O segundo dia já foi mais tranqüilo. Estava me sentindo em casa, conhecia todas as dependências e sabia exatamente onde podia encontrar os colegas. Organizei o trabalho de forma a não percorrer tantos quilômetros e também para tentar assistir um pouco à apresentação das escolas. Pois é, engana-se quem pensa que os jornalistas que estão lá podem curtir o desfile. Ao contrário, existe muita ralação e pouquíssimo tempo para apreciar a festa.

Posso dizer que houve apenas um grande momento em que vi parcialmente o desfile.
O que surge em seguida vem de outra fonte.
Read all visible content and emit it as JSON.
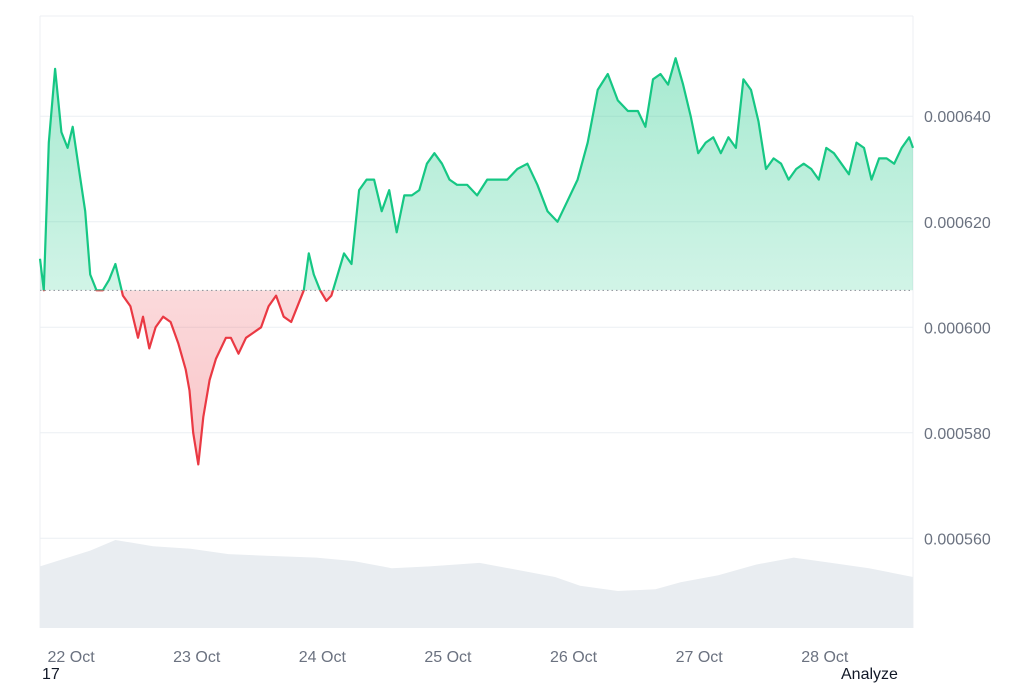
{
  "chart_data": {
    "type": "area",
    "baseline": 0.000607,
    "yticks": [
      0.00056,
      0.00058,
      0.0006,
      0.00062,
      0.00064
    ],
    "ytick_labels": [
      "0.000560",
      "0.000580",
      "0.000600",
      "0.000620",
      "0.000640"
    ],
    "ylim": [
      0.000543,
      0.000659
    ],
    "xlim": [
      0,
      6.95
    ],
    "x_tick_positions": [
      0.06,
      1.06,
      2.06,
      3.06,
      4.06,
      5.06,
      6.06
    ],
    "categories": [
      "22 Oct",
      "23 Oct",
      "24 Oct",
      "25 Oct",
      "26 Oct",
      "27 Oct",
      "28 Oct"
    ],
    "colors": {
      "up": "#16c784",
      "down": "#ea3943",
      "volume": "#e9edf1",
      "grid": "#eceff3"
    },
    "series": [
      {
        "x": [
          0.0,
          0.03,
          0.07,
          0.12,
          0.17,
          0.22,
          0.26,
          0.31,
          0.36,
          0.4,
          0.45,
          0.5,
          0.55,
          0.6,
          0.66,
          0.72,
          0.78,
          0.82,
          0.87,
          0.92,
          0.98,
          1.04,
          1.1,
          1.16,
          1.19,
          1.22,
          1.26,
          1.3,
          1.35,
          1.4,
          1.44,
          1.48,
          1.52,
          1.58,
          1.64,
          1.7,
          1.76,
          1.82,
          1.88,
          1.94,
          2.0,
          2.05,
          2.1,
          2.14,
          2.18,
          2.23,
          2.28,
          2.32,
          2.37,
          2.42,
          2.48,
          2.54,
          2.6,
          2.66,
          2.72,
          2.78,
          2.84,
          2.9,
          2.96,
          3.02,
          3.08,
          3.14,
          3.2,
          3.26,
          3.32,
          3.4,
          3.48,
          3.56,
          3.64,
          3.72,
          3.8,
          3.88,
          3.96,
          4.04,
          4.12,
          4.2,
          4.28,
          4.36,
          4.44,
          4.52,
          4.6,
          4.68,
          4.76,
          4.82,
          4.88,
          4.94,
          5.0,
          5.06,
          5.12,
          5.18,
          5.24,
          5.3,
          5.36,
          5.42,
          5.48,
          5.54,
          5.6,
          5.66,
          5.72,
          5.78,
          5.84,
          5.9,
          5.96,
          6.02,
          6.08,
          6.14,
          6.2,
          6.26,
          6.32,
          6.38,
          6.44,
          6.5,
          6.56,
          6.62,
          6.68,
          6.74,
          6.8,
          6.86,
          6.92,
          6.95
        ],
        "y": [
          0.000613,
          0.000607,
          0.000635,
          0.000649,
          0.000637,
          0.000634,
          0.000638,
          0.00063,
          0.000622,
          0.00061,
          0.000607,
          0.000607,
          0.000609,
          0.000612,
          0.000606,
          0.000604,
          0.000598,
          0.000602,
          0.000596,
          0.0006,
          0.000602,
          0.000601,
          0.000597,
          0.000592,
          0.000588,
          0.00058,
          0.000574,
          0.000583,
          0.00059,
          0.000594,
          0.000596,
          0.000598,
          0.000598,
          0.000595,
          0.000598,
          0.000599,
          0.0006,
          0.000604,
          0.000606,
          0.000602,
          0.000601,
          0.000604,
          0.000607,
          0.000614,
          0.00061,
          0.000607,
          0.000605,
          0.000606,
          0.00061,
          0.000614,
          0.000612,
          0.000626,
          0.000628,
          0.000628,
          0.000622,
          0.000626,
          0.000618,
          0.000625,
          0.000625,
          0.000626,
          0.000631,
          0.000633,
          0.000631,
          0.000628,
          0.000627,
          0.000627,
          0.000625,
          0.000628,
          0.000628,
          0.000628,
          0.00063,
          0.000631,
          0.000627,
          0.000622,
          0.00062,
          0.000624,
          0.000628,
          0.000635,
          0.000645,
          0.000648,
          0.000643,
          0.000641,
          0.000641,
          0.000638,
          0.000647,
          0.000648,
          0.000646,
          0.000651,
          0.000646,
          0.00064,
          0.000633,
          0.000635,
          0.000636,
          0.000633,
          0.000636,
          0.000634,
          0.000647,
          0.000645,
          0.000639,
          0.00063,
          0.000632,
          0.000631,
          0.000628,
          0.00063,
          0.000631,
          0.00063,
          0.000628,
          0.000634,
          0.000633,
          0.000631,
          0.000629,
          0.000635,
          0.000634,
          0.000628,
          0.000632,
          0.000632,
          0.000631,
          0.000634,
          0.000636,
          0.000634
        ]
      }
    ],
    "volume": {
      "x": [
        0.0,
        0.4,
        0.6,
        0.9,
        1.2,
        1.5,
        1.8,
        2.2,
        2.5,
        2.8,
        3.1,
        3.5,
        3.8,
        4.1,
        4.3,
        4.6,
        4.9,
        5.1,
        5.4,
        5.7,
        6.0,
        6.3,
        6.6,
        6.95
      ],
      "v": [
        0.7,
        0.88,
        1.0,
        0.93,
        0.9,
        0.84,
        0.82,
        0.8,
        0.76,
        0.68,
        0.7,
        0.74,
        0.66,
        0.58,
        0.48,
        0.42,
        0.44,
        0.52,
        0.6,
        0.72,
        0.8,
        0.74,
        0.68,
        0.58
      ]
    }
  },
  "footer": {
    "left_text": "17",
    "right_text": "Analyze"
  }
}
Tive uma visão aérea — infelizmente, não de helicóptero — do alto da torre de TV onde ficam muitos fotógrafos e cinegrafistas. O local não inspira nenhuma segurança, mas a sensação de estar vendo toda aquela festa de cima é indescritível. Para me concentrar nas entrevistas, precisei ficar de costas para a avenida, detalhe que pode ser percebido através das fotos dos fotógrafos entrevistados: todos eles aparecem com o arco da Apoteose ao fundo.

Com a visita à torre, finalizei meu roteiro de entrevistas na Sapucaí. Descendo os degraus, comecei a me despedir da cobertura. O saudosismo tomou conta e quase subi as escadas novamente, para curtir um pouco mais aquele momento. Comecei a olhar para as arquibancadas e demais dependências do sambódromo com o objetivo de registrar aquelas imagens no meu “arquivo pessoal”. E, de repente, percebi que havia sido a cobertura mais fascinante de que participei.

Acredito que todo jornalista deva passar por essa experiência, na minha suspeitíssima opinião, maravilhosa. Lembro-me de uma frase da minha Diretora: “Seu currículo está começando de trás para a frente.” E agora eu entendo o que ela quis dizer. Será difícil encontrar trabalho tão excitante como o da passarela do samba.